EMV to come to the US?
In September 2009, the Aite Group conducted an online survey of over 1,000 international travelers that reside in the US This survey investigates not only the type of issues travelers may have faced while paying abroad, but their subsequent reactions and changes in behavior. Findings include:
- Nearly half of US cardholders visiting Western Europe, Asia Pacific, The Middle East or Central Europe in the last four years have experienced some form of problem using US issued payment cards.
- Two thirds of these problems could be directly addressed by US card issuers.
- An estimated 9.7 million US cardholders experienced issues with card payments abroad in 2008.
- Two thirds of cardholders that travel outside the US would be interested in a product that made their card payment experience similar to what they are used to in the US However, of this group, only a quarter would be prepared to pay “a reasonable fee” for special benefits and capabilities.
With nearly half of US travelers reporting problems with their magnetic stripe cards abroad, the need for a globally accepted EMV card has never been more urgent. However, rather than interpreting this need as an insurmountable challenge, card issuers should view it as a tremendous opportunity to acquire new cardholders, grow revenue and gain top of wallet status with existing cardholders.
Now, the first US financial institution to issue EMV chip cards, the United Nations Federal Credit Union (UNFCU), explained how it is responding to the needs of its international travelers, and Wal-Mart, the largest US company, strongly advocated a move to chip and PIN.
Merrill Halpern, card services manager at UNFCU, explained that since so many of their members travel internationally, they had many customers asking them to provide a card that would be interoperable in countries that have implemented EMV. To address these concerns, UNFCU is introducing a contact EMV card for its elite cardholders, and plans to evolve into dual contact/contactless technology (cf. Smart Insights Weekly #10-20).
Wal-Mart is also interested in moving to EMV for security reasons. Wal-Mart already has 100% of its payment system hardware equipped to accept EMV Chip and PIN, and is finalizing the software programs for these devices.

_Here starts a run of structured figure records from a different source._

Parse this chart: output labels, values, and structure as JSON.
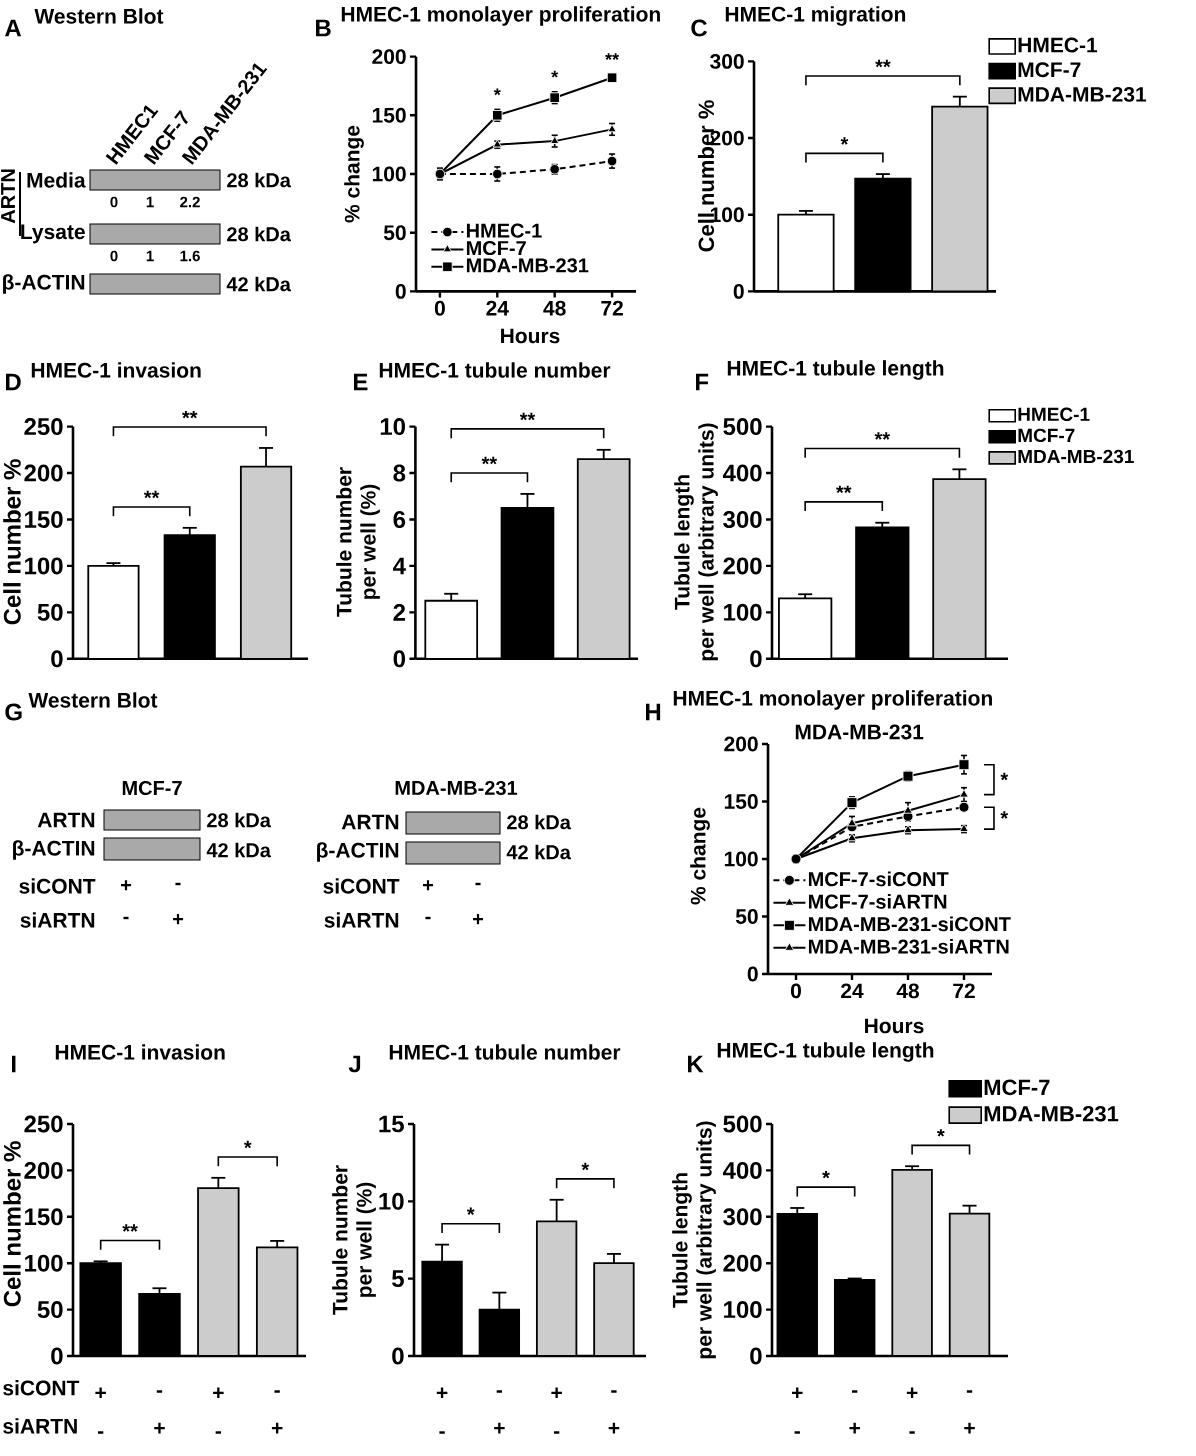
{
  "chart_data": [
    {
      "type": "other",
      "title": "Western Blot",
      "annotations": [
        "A",
        "HMEC1",
        "MCF-7",
        "MDA-MB-231",
        "ARTN",
        "Media",
        "28 kDa",
        "0",
        "1",
        "2.2",
        "Lysate",
        "28 kDa",
        "0",
        "1",
        "1.6",
        "β-ACTIN",
        "42 kDa"
      ]
    },
    {
      "type": "line",
      "title": "HMEC-1 monolayer proliferation",
      "xlabel": "Hours",
      "ylabel": "% change",
      "x": [
        0,
        24,
        48,
        72
      ],
      "xlim": [
        -10,
        82
      ],
      "xticks": [
        0,
        24,
        48,
        72
      ],
      "ylim": [
        0,
        200
      ],
      "yticks": [
        0,
        50,
        100,
        150,
        200
      ],
      "legend": "bottom left",
      "series": [
        {
          "name": "HMEC-1",
          "color": "#000000",
          "values": [
            100,
            100,
            104,
            111
          ],
          "errors": [
            5,
            6,
            4,
            6
          ],
          "marker": "circle",
          "line_style": "dashed"
        },
        {
          "name": "MCF-7",
          "color": "#000000",
          "values": [
            100,
            125,
            128,
            138
          ],
          "errors": [
            3,
            3,
            5,
            5
          ],
          "marker": "triangle",
          "line_style": "solid"
        },
        {
          "name": "MDA-MB-231",
          "color": "#000000",
          "values": [
            100,
            150,
            165,
            182
          ],
          "errors": [
            3,
            5,
            5,
            3
          ],
          "marker": "square",
          "line_style": "solid"
        }
      ],
      "annotations": [
        "B",
        "*",
        "*",
        "**"
      ]
    },
    {
      "type": "bar",
      "title": "HMEC-1 migration",
      "ylabel": "Cell number %",
      "categories": [
        null,
        null,
        null
      ],
      "ylim": [
        0,
        300
      ],
      "yticks": [
        0,
        100,
        200,
        300
      ],
      "tick_labels": "y",
      "legend": "right",
      "series": [
        {
          "name": "HMEC-1",
          "color": "#ffffff",
          "values": [
            100,
            null,
            null
          ],
          "errors": [
            5,
            null,
            null
          ]
        },
        {
          "name": "MCF-7",
          "color": "#000000",
          "values": [
            null,
            147,
            null
          ],
          "errors": [
            null,
            6,
            null
          ]
        },
        {
          "name": "MDA-MB-231",
          "color": "#cccccc",
          "values": [
            null,
            null,
            241
          ],
          "errors": [
            null,
            null,
            13
          ]
        }
      ],
      "annotations": [
        "C",
        "*",
        "**"
      ]
    },
    {
      "type": "bar",
      "title": "HMEC-1 invasion",
      "ylabel": "Cell number %",
      "categories": [
        null,
        null,
        null
      ],
      "values": [
        100,
        133,
        207
      ],
      "errors": [
        3,
        8,
        20
      ],
      "colors": [
        "#ffffff",
        "#000000",
        "#cccccc"
      ],
      "ylim": [
        0,
        250
      ],
      "yticks": [
        0,
        50,
        100,
        150,
        200,
        250
      ],
      "tick_labels": "y",
      "annotations": [
        "D",
        "**",
        "**"
      ]
    },
    {
      "type": "bar",
      "title": "HMEC-1 tubule number",
      "ylabel": "Tubule number\nper well (%)",
      "categories": [
        null,
        null,
        null
      ],
      "values": [
        2.5,
        6.5,
        8.6
      ],
      "errors": [
        0.3,
        0.6,
        0.4
      ],
      "colors": [
        "#ffffff",
        "#000000",
        "#cccccc"
      ],
      "ylim": [
        0,
        10
      ],
      "yticks": [
        0,
        2,
        4,
        6,
        8,
        10
      ],
      "tick_labels": "y",
      "annotations": [
        "E",
        "**",
        "**"
      ]
    },
    {
      "type": "bar",
      "title": "HMEC-1 tubule length",
      "ylabel": "Tubule length\nper well (arbitrary units)",
      "categories": [
        null,
        null,
        null
      ],
      "ylim": [
        0,
        500
      ],
      "yticks": [
        0,
        100,
        200,
        300,
        400,
        500
      ],
      "tick_labels": "y",
      "legend": "right",
      "series": [
        {
          "name": "HMEC-1",
          "color": "#ffffff",
          "values": [
            130,
            null,
            null
          ],
          "errors": [
            9,
            null,
            null
          ]
        },
        {
          "name": "MCF-7",
          "color": "#000000",
          "values": [
            null,
            283,
            null
          ],
          "errors": [
            null,
            10,
            null
          ]
        },
        {
          "name": "MDA-MB-231",
          "color": "#cccccc",
          "values": [
            null,
            null,
            387
          ],
          "errors": [
            null,
            null,
            21
          ]
        }
      ],
      "annotations": [
        "F",
        "**",
        "**"
      ]
    },
    {
      "type": "other",
      "title": "Western Blot",
      "annotations": [
        "G",
        "MCF-7",
        "ARTN",
        "28 kDa",
        "β-ACTIN",
        "42 kDa",
        "siCONT",
        "+",
        "-",
        "siARTN",
        "-",
        "+",
        "MDA-MB-231",
        "ARTN",
        "28 kDa",
        "β-ACTIN",
        "42 kDa",
        "siCONT",
        "+",
        "-",
        "siARTN",
        "-",
        "+"
      ]
    },
    {
      "type": "line",
      "title": "HMEC-1 monolayer proliferation",
      "subtitle": "MDA-MB-231",
      "xlabel": "Hours",
      "ylabel": "% change",
      "x": [
        0,
        24,
        48,
        72
      ],
      "xlim": [
        -12,
        84
      ],
      "xticks": [
        0,
        24,
        48,
        72
      ],
      "ylim": [
        0,
        200
      ],
      "yticks": [
        0,
        50,
        100,
        150,
        200
      ],
      "legend": "bottom",
      "series": [
        {
          "name": "MCF-7-siCONT",
          "color": "#000000",
          "values": [
            100,
            128,
            137,
            145
          ],
          "errors": [
            3,
            3,
            4,
            2
          ],
          "marker": "circle",
          "line_style": "dashed"
        },
        {
          "name": "MCF-7-siARTN",
          "color": "#000000",
          "values": [
            100,
            118,
            125,
            126
          ],
          "errors": [
            3,
            3,
            3,
            3
          ],
          "marker": "triangle",
          "line_style": "solid"
        },
        {
          "name": "MDA-MB-231-siCONT",
          "color": "#000000",
          "values": [
            100,
            149,
            172,
            182
          ],
          "errors": [
            3,
            5,
            4,
            8
          ],
          "marker": "square",
          "line_style": "solid"
        },
        {
          "name": "MDA-MB-231-siARTN",
          "color": "#000000",
          "values": [
            100,
            131,
            142,
            156
          ],
          "errors": [
            3,
            6,
            7,
            6
          ],
          "marker": "triangle",
          "line_style": "solid"
        }
      ],
      "annotations": [
        "H",
        "*",
        "*"
      ]
    },
    {
      "type": "bar",
      "title": "HMEC-1 invasion",
      "xlabel": "siCONT\nsiARTN",
      "ylabel": "Cell number %",
      "categories": [
        "+\n-",
        "-\n+",
        "+\n-",
        "-\n+"
      ],
      "values": [
        100,
        67,
        181,
        117
      ],
      "errors": [
        2,
        6,
        11,
        7
      ],
      "colors": [
        "#000000",
        "#000000",
        "#cccccc",
        "#cccccc"
      ],
      "ylim": [
        0,
        250
      ],
      "yticks": [
        0,
        50,
        100,
        150,
        200,
        250
      ],
      "annotations": [
        "I",
        "**",
        "*"
      ]
    },
    {
      "type": "bar",
      "title": "HMEC-1 tubule number",
      "ylabel": "Tubule number\nper well (%)",
      "categories": [
        "+\n-",
        "-\n+",
        "+\n-",
        "-\n+"
      ],
      "values": [
        6.1,
        3.0,
        8.7,
        6.0
      ],
      "errors": [
        1.1,
        1.1,
        1.4,
        0.6
      ],
      "colors": [
        "#000000",
        "#000000",
        "#cccccc",
        "#cccccc"
      ],
      "ylim": [
        0,
        15
      ],
      "yticks": [
        0,
        5,
        10,
        15
      ],
      "annotations": [
        "J",
        "*",
        "*"
      ]
    },
    {
      "type": "bar",
      "title": "HMEC-1 tubule length",
      "ylabel": "Tubule length\nper well (arbitrary units)",
      "categories": [
        "+\n-",
        "-\n+",
        "+\n-",
        "-\n+"
      ],
      "legend": "top right",
      "series": [
        {
          "name": "MCF-7",
          "color": "#000000",
          "values": [
            306,
            164,
            null,
            null
          ],
          "errors": [
            13,
            3,
            null,
            null
          ]
        },
        {
          "name": "MDA-MB-231",
          "color": "#cccccc",
          "values": [
            null,
            null,
            401,
            307
          ],
          "errors": [
            null,
            null,
            8,
            17
          ]
        }
      ],
      "ylim": [
        0,
        500
      ],
      "yticks": [
        0,
        100,
        200,
        300,
        400,
        500
      ],
      "annotations": [
        "K",
        "*",
        "*"
      ]
    }
  ]
}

Dodd Roberts, president and CEO of the Merchant Advisory Group, said the large retailers who are his organization's members are asking that all of the payment industry stakeholders come together to set a direction toward EMV in the US that does not require multiple stages of investment in interim solutions.

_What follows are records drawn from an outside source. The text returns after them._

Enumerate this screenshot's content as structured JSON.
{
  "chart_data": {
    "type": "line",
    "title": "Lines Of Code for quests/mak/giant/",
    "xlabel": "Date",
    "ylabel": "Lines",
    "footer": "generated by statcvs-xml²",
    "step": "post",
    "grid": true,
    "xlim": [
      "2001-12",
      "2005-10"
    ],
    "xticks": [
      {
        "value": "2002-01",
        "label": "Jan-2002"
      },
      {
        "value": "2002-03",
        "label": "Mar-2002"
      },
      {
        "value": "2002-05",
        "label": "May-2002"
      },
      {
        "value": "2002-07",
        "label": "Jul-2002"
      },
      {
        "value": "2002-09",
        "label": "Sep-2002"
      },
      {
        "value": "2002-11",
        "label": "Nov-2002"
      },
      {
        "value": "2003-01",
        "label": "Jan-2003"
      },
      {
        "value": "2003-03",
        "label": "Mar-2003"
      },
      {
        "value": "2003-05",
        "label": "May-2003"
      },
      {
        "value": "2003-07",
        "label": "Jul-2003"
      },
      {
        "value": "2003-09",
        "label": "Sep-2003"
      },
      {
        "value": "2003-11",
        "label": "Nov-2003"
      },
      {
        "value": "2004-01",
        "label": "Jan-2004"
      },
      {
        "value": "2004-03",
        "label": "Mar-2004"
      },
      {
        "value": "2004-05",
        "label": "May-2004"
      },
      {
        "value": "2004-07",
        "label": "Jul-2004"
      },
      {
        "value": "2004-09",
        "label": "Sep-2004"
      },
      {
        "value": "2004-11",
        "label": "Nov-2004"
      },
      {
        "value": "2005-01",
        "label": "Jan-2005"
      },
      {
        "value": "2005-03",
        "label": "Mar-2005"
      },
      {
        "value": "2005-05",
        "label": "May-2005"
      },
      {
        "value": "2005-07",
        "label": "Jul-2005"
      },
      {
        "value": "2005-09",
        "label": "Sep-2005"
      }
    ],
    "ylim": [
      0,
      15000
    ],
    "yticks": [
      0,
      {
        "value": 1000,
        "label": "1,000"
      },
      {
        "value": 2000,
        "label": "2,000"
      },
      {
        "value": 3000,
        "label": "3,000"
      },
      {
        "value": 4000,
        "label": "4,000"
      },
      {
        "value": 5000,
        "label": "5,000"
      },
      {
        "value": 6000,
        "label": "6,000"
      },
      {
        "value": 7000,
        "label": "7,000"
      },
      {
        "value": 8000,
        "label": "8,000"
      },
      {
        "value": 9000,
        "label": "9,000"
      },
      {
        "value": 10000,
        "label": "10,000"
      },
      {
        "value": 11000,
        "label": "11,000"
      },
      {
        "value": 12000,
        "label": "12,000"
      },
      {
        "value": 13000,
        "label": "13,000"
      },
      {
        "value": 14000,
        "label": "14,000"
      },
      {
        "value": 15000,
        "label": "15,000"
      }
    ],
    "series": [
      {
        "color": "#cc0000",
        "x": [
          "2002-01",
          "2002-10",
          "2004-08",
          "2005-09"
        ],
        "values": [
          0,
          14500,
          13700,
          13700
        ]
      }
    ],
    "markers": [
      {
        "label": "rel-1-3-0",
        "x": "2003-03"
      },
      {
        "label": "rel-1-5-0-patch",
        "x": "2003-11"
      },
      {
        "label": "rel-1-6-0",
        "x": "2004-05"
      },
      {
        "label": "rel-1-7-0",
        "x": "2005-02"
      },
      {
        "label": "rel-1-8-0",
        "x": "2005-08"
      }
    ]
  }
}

Robert Carr, CEO of Heartland Payment Systems, expressed his view that payment with mobile handsets will drive the country to EMV, citing its popularity on the college campuses for which Heartland provides processing. Since that requires an evolution in the payment systems that will take many years, he argues, and in the meantime there are eight million merchants in America that need protection now, Carr's organization is beginning to deploy end-to-end encryption as a way to provide his merchant customers with an immediate solution.
However some analysts said that most US issuers are loath to disrupt the existing model because, according to Wal-Mart, if EMV was to become commonplace in this country, they would lose significant revenue on signature-based credit and debit card interchange fees.
Another problem for US financial institutions to switch to the Chip-and-PIN standard is the cost. According to the consulting firm Javelin Strategy & Research, the industry should pay about US$ 8.6 billion (EUR 7 billion) to convert to EMV.